2006年3月29日(水)
【エスタード・デ・サンパウロ紙二十八日】パロッシ財務相は二十七日、連邦貯蓄銀行のマトーゾ総裁が口座無断開示と財務相への明細書提出の責任を認めたことを受けて辞任した。これらの工作は、財務相の偽証をCPI(議会調査委員会)で裏付けた邸宅管理人を窮地に追い込むためのものとみられた。大統領は二十七日、政策委員会を招集し、財務相の辞表受理と後任にマンテガ社会経済開発銀行総裁の起用を決定した。財務相に続いてマトーゾ総裁、ポルトガル財務次官も辞任した。新財務相は中央銀行の通貨政策に批判的であるため、金融市場が今後の成り行きを懸念している。
二週間にわたった前財務相の偽証論争と口座の無断開示は、邸宅管理人に軍配が挙がったようだ。管理人がダビデなら、前財務相はゴリアテになぞらえられる。パロッシ財務相の辞任は、ルーラ政権最大の痛手とみられる。
PT政権の誕生で大衆迎合と無責任な経済政策が噂された国際金融市場へ鎮静剤を投じて国際信用を回復し、内外から健全財政を絶賛されたのはパロッシ前財務相であった。そればかりでなく、党内の政策批判に対しても孤軍奮闘した。
国際信用の回復による外資の流入で、PT政権は財政面で恵まれた。二〇〇三年と〇四年の財政は国家の士気を高めた。ポスト・ルーラでは前財務相と前官房長官はライバル同士であった。前官房長官失脚の発端になったのが、サントアンドレ事件であった。
大統領の女房役となった前財務相にも陰りが見え始めた。〇四年の高金利政策。〇五年のリベイロン・プレット時代の不正暴露。ロウセフ新官房長官による財政黒字への歯止め。パロッシ前財務相も元部下の不手際を巡って、ジルセウ氏の轍を踏んだようだ。
財務相配下によるボス救援策は全て裏目に出た。連邦警察の供述でマトーゾ前総裁は、口座明細を財務相に渡したことを自供した。口座の無断開示は、六年以下の禁固に科せられる。前総裁の供述は、前財務相を始め多くの関与者を芋づる式に地獄への道連れとするもの。
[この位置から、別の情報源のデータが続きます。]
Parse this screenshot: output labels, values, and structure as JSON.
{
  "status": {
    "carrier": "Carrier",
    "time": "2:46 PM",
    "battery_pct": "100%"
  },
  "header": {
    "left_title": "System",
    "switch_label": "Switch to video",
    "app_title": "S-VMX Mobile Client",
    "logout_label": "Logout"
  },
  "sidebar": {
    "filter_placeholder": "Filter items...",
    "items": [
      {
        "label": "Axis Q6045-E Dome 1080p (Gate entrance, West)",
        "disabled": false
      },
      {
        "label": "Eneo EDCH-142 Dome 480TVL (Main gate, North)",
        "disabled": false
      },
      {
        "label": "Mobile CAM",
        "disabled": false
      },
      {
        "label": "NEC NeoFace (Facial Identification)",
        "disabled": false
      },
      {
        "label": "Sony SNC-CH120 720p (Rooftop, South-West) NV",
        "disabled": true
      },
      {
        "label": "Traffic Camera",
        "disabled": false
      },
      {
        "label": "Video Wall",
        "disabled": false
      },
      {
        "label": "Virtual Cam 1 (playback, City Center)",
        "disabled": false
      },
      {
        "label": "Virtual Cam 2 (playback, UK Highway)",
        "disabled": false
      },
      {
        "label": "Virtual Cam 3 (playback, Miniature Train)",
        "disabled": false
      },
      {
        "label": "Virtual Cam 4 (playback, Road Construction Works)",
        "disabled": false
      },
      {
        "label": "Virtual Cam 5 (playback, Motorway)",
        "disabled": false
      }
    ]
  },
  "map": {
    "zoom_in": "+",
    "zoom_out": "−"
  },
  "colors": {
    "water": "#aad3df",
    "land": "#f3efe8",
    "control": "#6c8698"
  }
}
財務相辞任の報に接した管理人のコスタ氏が、政府の圧力を受けた脅迫の二週間を回顧した。綱は弱いほうが切れるが、弱いのは自分ではなく偽証をした者だったと語った。最高裁によって口を封じられ、雑誌エポカが管理人の犯罪示唆を報道し、連警捜査員が管理人の友人や出入りする店を徘徊したときは自暴自棄になっていたという。
パロッシ前財務相を引きずり降ろした野党は、これで政治危機が解決したわけではないと警告した。政府宣言の裏金疑惑の不正解明は、五里霧中だという。影武者を仕立てては大統領の身代わりとしお茶を濁す間は、大統領自身の責任追求もあると恫喝した。
財務相の後任に指名された社会経済開発銀行のマンテガ総裁は、財政黒字の経済政策を優先するものの、パロッシ路線ではなくルーラ路線になると述べた。経済スタッフの交代も発表した。在任期間はわずか九カ月間であるが、基本金利を年利七%にする考えらしい。ただ、ウオール街は新財務相を歓迎していないようだ。